Fili hocha doucement la tête.

« Je suis désolé, je recommencerais pas. »

Dis eut un petit sourire attendri et finit par craquer. Elle serra doucement son fils dans ses bras, en faisant bien attention de ne pas le serrer trop fort à cause de son ventre bien arrondi.

« C'est bon, c'est oublié. »

Un grand sourire illumina le regard de Fili et le cœur de Dis se remplit de tendresse à cette simple vue. Oui, décidément elle ne pouvait pas résister à son fils quand il la regardait comme ça. Elle s'apprêtait à ouvrir la bouche pour lui parler quand on frappa à sa porte. Elle alla doucement ouvrir, sous le regard de Fili, qui était encore légèrement gêné malgré tout. Elle se retrouva face au visage souriant de Dori, un nain vivant dans la maison d'à côté, et de son petit frère Ori, qui la salua timidement. Dori s'inclina poliment devant elle pour la saluer.

« Bonjour Lady Dis, j'espère que je ne vous importune pas ? »

Dis le rassura avec un petit sourire amusé.

« Pas du tout Dori, ne vous inquiétez pas. Je peux peut-être vous aider ? »

« Oui, en fait Ori souhaitait vous poser une question. Ori ? »

Le petit nain qui se trouvait à côté de Dori agrippa la manche de son frère, intimidé. Ori était âgé d'un an de moins que Fili et était de nature extrêmement timide. Il vivait seul avec Dori et son autre frère Nori. Les deux aînés se montraient extrêmement protecteurs et attentionnés envers le plus jeune, qui était extrêmement frêle et possédait un caractère plutôt fragile. Dis lui adressa un petit sourire rassurant, l'invitant à lui parler.

« Je t'écoute Ori. Que voulais-tu savoir ? »

Ori regarda son frère aîné d'un air interrogateur et Dori lui fit signe de se lancer. Ori se tourna alors vers Dis, souffla un grand coup et osa enfin parler, de sa petite voix peu assurée.

« Je…en fait Dori et moi on va au lac à côté et je voulais savoir…enfin je…Est-ce que Fili pourrait venir avec nous ? »Osa-t-il finalement demander.

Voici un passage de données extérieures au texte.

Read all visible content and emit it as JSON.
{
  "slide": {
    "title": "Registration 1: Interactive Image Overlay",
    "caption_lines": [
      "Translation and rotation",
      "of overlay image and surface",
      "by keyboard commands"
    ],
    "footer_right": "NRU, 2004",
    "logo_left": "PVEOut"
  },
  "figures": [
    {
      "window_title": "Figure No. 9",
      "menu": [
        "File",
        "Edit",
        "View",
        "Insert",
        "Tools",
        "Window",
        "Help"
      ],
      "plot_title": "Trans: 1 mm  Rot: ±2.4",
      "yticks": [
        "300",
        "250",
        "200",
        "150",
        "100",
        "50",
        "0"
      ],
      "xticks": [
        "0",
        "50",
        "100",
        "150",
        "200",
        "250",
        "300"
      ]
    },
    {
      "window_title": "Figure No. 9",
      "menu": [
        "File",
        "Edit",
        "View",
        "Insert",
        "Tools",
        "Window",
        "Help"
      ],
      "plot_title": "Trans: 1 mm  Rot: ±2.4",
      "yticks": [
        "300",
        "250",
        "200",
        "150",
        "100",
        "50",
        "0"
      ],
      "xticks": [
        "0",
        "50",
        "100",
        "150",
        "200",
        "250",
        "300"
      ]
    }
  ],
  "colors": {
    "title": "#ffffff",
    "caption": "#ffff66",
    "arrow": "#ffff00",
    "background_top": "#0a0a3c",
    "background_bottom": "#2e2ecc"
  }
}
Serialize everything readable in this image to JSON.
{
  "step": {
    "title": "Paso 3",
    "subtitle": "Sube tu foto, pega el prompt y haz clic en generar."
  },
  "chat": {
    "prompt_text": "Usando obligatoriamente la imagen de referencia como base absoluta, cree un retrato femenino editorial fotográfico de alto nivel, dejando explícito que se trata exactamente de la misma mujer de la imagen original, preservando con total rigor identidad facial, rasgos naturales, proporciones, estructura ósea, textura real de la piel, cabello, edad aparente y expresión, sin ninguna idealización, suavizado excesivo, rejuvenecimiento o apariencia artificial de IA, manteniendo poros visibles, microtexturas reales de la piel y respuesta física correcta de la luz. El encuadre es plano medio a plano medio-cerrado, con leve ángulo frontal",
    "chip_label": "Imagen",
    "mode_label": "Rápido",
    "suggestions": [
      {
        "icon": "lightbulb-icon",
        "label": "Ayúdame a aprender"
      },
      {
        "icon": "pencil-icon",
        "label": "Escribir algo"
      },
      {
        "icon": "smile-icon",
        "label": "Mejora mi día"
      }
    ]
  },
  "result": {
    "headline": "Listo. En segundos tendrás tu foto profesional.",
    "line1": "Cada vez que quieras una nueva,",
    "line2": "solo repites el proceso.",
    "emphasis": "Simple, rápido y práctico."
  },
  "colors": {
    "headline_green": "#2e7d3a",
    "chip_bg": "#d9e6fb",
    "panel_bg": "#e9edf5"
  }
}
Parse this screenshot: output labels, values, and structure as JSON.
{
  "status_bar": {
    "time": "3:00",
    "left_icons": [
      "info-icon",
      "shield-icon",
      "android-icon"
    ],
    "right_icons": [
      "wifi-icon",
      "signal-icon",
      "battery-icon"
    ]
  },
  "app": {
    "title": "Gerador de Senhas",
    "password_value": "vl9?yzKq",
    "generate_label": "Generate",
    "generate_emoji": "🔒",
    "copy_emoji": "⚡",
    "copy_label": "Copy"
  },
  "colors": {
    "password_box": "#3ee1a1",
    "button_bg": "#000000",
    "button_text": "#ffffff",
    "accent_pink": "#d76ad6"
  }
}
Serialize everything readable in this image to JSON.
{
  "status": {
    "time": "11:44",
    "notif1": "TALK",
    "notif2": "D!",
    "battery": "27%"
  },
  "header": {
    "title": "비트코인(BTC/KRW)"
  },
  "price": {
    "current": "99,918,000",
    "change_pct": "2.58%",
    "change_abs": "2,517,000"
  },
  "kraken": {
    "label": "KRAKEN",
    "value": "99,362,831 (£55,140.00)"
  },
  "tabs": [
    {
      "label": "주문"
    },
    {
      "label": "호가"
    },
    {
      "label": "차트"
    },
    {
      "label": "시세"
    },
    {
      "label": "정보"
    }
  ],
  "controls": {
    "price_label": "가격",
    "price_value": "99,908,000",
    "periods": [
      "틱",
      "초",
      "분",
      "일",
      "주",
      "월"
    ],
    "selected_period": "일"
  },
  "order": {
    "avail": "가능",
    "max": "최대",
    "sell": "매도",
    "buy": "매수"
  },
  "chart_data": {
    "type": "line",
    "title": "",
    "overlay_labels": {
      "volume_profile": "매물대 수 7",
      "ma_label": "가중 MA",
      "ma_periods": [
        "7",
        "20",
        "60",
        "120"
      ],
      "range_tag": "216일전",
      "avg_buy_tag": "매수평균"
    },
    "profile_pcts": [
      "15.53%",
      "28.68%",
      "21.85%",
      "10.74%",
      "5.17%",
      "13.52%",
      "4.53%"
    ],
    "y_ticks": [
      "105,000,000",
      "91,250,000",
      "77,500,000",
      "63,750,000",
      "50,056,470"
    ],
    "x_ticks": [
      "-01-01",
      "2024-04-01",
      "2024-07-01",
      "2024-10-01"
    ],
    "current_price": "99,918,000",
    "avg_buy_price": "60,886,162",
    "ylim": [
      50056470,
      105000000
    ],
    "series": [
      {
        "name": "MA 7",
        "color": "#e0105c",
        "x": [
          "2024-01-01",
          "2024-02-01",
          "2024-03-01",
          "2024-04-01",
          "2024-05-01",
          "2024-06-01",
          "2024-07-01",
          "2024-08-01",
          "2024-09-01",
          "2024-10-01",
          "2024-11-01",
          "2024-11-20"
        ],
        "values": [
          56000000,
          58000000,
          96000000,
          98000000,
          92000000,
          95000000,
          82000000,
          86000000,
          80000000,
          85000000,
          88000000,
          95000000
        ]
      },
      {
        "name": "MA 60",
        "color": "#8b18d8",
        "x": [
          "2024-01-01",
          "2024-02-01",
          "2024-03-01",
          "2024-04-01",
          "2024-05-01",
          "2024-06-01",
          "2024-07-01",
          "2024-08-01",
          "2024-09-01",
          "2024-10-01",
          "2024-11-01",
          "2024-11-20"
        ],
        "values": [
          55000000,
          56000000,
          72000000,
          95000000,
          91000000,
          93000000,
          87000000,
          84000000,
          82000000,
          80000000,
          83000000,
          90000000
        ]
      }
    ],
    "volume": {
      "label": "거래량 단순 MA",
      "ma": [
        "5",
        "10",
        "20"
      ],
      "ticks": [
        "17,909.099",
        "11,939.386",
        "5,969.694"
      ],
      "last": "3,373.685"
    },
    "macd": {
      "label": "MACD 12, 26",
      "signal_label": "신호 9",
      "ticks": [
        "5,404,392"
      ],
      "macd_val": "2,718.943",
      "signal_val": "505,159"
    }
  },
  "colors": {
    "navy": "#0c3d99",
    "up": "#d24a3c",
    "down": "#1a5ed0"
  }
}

Dis ne fut pas surprise de la demande, à laquelle elle s'était en vérité attendue. Ce n'était un secret pour personne que les deux jeunes nains qu'étaient Fili et Ori s'entendaient très bien et adoraient jouer ensemble. Dis se tourna vers son fils qui semblait maintenant très excité à la perspective de cette sortie.

« Oh oui je veux y aller ! S'il te plaît maman je peux ? S'il te plaît, s'il te plaît, s'il te plaît ! »La supplia-t-il

Dis et Dori se mirent à rire joyeusement devant tant d'enthousiasme. Dis hocha finalement la tête pour indiquer à son fils qu'elle lui donnait son autorisation. Fili sauta presque de joie et alla rejoindre Dori et Ori (qui ne cachait pas sa joie non plus) au pas de course. Il enfila rapidement ses bottes et sa veste qui se trouvaient dans l'entrée. Dis le regarda faire avec un air attendri.

« Tu es sage et tu écoutes bien tout ce que te dis Monsieur Dori d'accord ? »

Fili secoua vivement la tête avec un grand sourire.

« Promis ! »

Lui et Ori sortirent alors de la maison, impatients de s'en aller et commençant déjà à discuter avec animation, de leurs voix enfantines, sous les rires des deux adultes.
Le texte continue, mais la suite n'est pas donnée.